The vehicle in question may look like it was built around an S197 Mustang with the face of a Camaro grafted onto the front. However, the truth is more complex. The front end, chassis, and interior appear to be from the Camaro, while the roof and tail end are from the Ford. We first spotted this automotive chimera back in 2019, when it was still a whole and running vehicle. Since then, it's befallen a nasty fate and wound up for sale on Copart.
From the sale listing, the photos indicate the vehicle has suffered a front-end collision of some sort. The fancy front bumper is badly damaged. It appears to have hit something roughly at headlight height, given the huge hole punched where the Chevy badge would usually be.
Behind that, it's likely the radiator and support have taken a beating, too. The vented hood is also popped up and may be twisted or bent. Under the hood though, everything still appears to be roughly in place. Carnage beyond the front bar appears to be limited.
The photos give us a better look at this car than when we saw it last. It appears to have a front bumper akin to the 2017 Camaro ZL1, while the hood appears to be from a 2015 Camaro Z/28. Given the nature of the build, though, it's likely that some or all of the parts are custom or aftermarket instead. Under the hood, it appears to be a fifth-gen Camaro drivetrain. The lack of an engine cover and other details makes it difficult to pin down precisely.
Notably, there's clearly a red tow strap hanging out of the front bumper, as well as a racing wheel inside the car. It suggests that the car may have come to grief out on the track, though we have no way of confirming that theory. What we do know is that the vehicle was registered in New York, as it bears an inspection sticker indicating the vehicle's modified status.
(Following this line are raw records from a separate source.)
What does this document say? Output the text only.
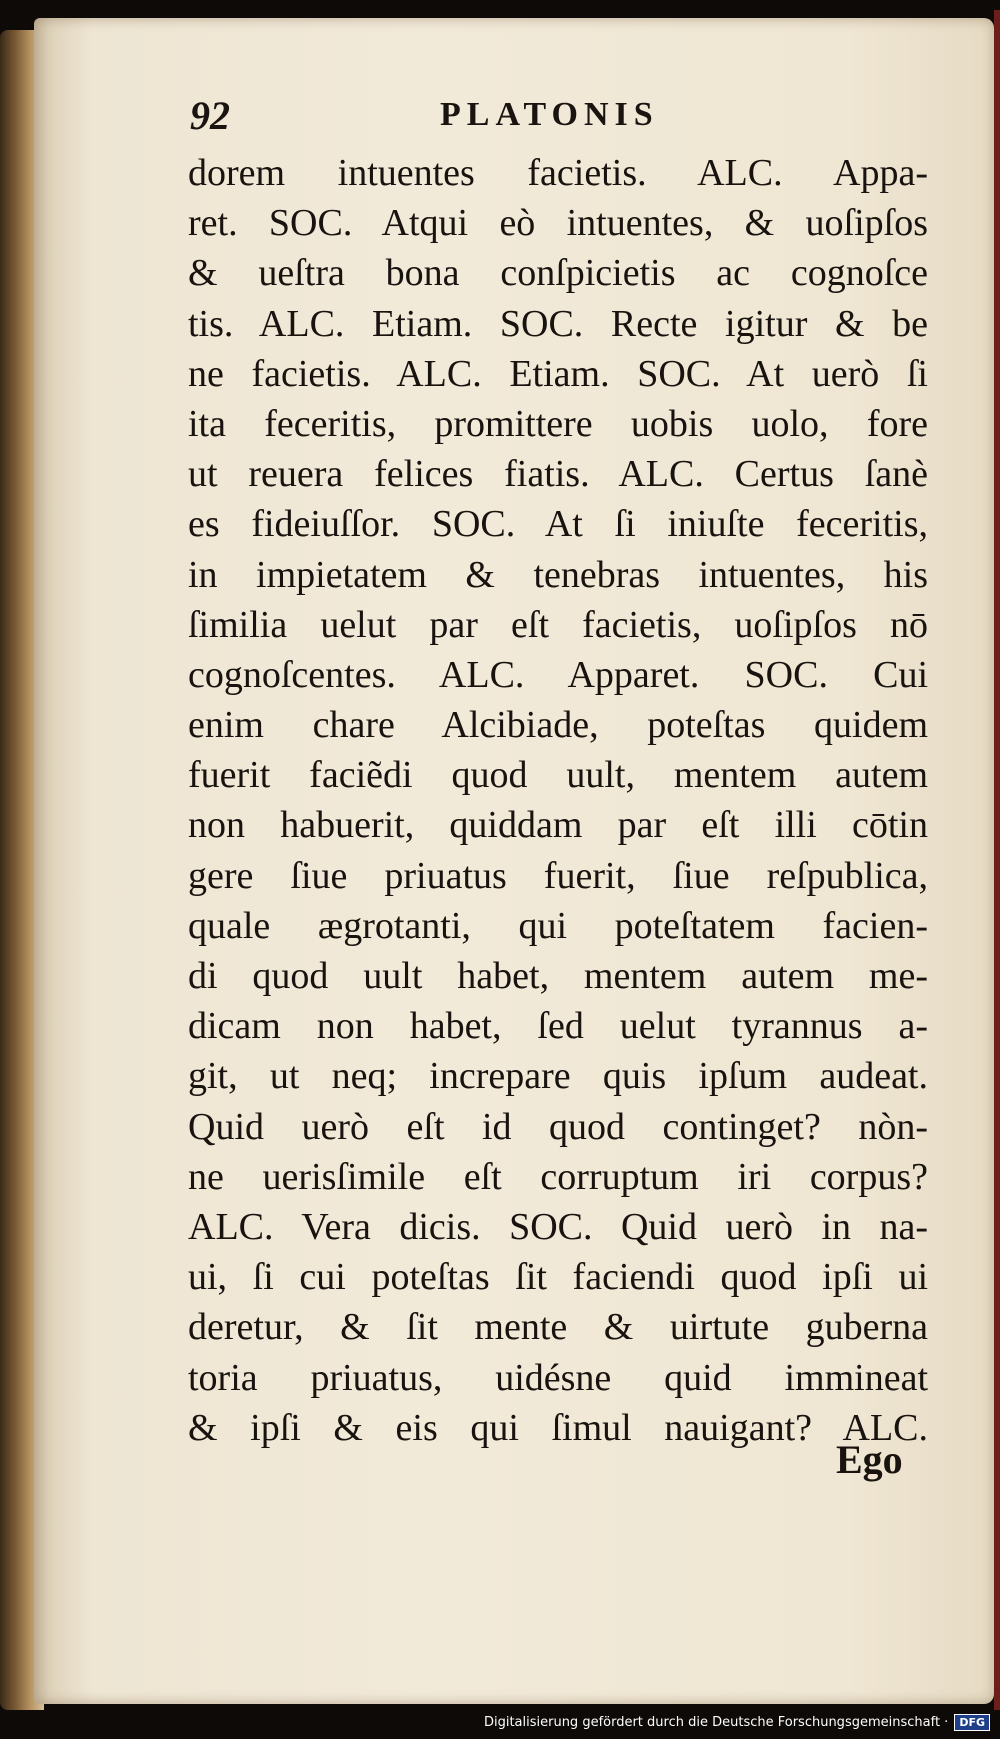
92	PLATONIS
dorem intuentes facietis. ALC. Appa-
ret. SOC. Atqui eò intuentes, & uoſipſos
& ueſtra bona conſpicietis ac cognoſce
tis. ALC. Etiam. SOC. Recte igitur & be
ne facietis. ALC. Etiam. SOC. At uerò ſi
ita feceritis, promittere uobis uolo, fore
ut reuera felices fiatis. ALC. Certus ſanè
es fideiuſſor. SOC. At ſi iniuſte feceritis,
in impietatem & tenebras intuentes, his
ſimilia uelut par eſt facietis, uoſipſos nō
cognoſcentes. ALC. Apparet. SOC. Cui
enim chare Alcibiade, poteſtas quidem
fuerit faciẽdi quod uult, mentem autem
non habuerit, quiddam par eſt illi cōtin
gere ſiue priuatus fuerit, ſiue reſpublica,
quale ægrotanti, qui poteſtatem facien-
di quod uult habet, mentem autem me-
dicam non habet, ſed uelut tyrannus a-
git, ut neq; increpare quis ipſum audeat.
Quid uerò eſt id quod continget? nòn-
ne uerisſimile eſt corruptum iri corpus?
ALC. Vera dicis. SOC. Quid uerò in na-
ui, ſi cui poteſtas ſit faciendi quod ipſi ui
deretur, & ſit mente & uirtute guberna
toria priuatus, uidésne quid immineat
& ipſi & eis qui ſimul nauigant? ALC.
Ego
Digitalisierung gefördert durch die Deutsche Forschungsgemeinschaft ·	DFG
The car currently has 46,328 miles on the clock, and apparently runs and drives. Copart estimates the retail value of the car at $25,000. That's less than half what you would expect to pay for a low-mileage Camaro Z/28 of this era. Overall, the custom build appears to be fairly well constructed, although careful inspection in person would be key. Some points that stand out at a glance are a missing fuse panel on the dash and interior trims in the rear seating area.
If you fancy the weird aesthetics and are looking for a project that's not too nice to tinker with, this could be the car for you. If you're a diehard, anti-Ford, GM fanatic, though, perhaps you ought to keep looking.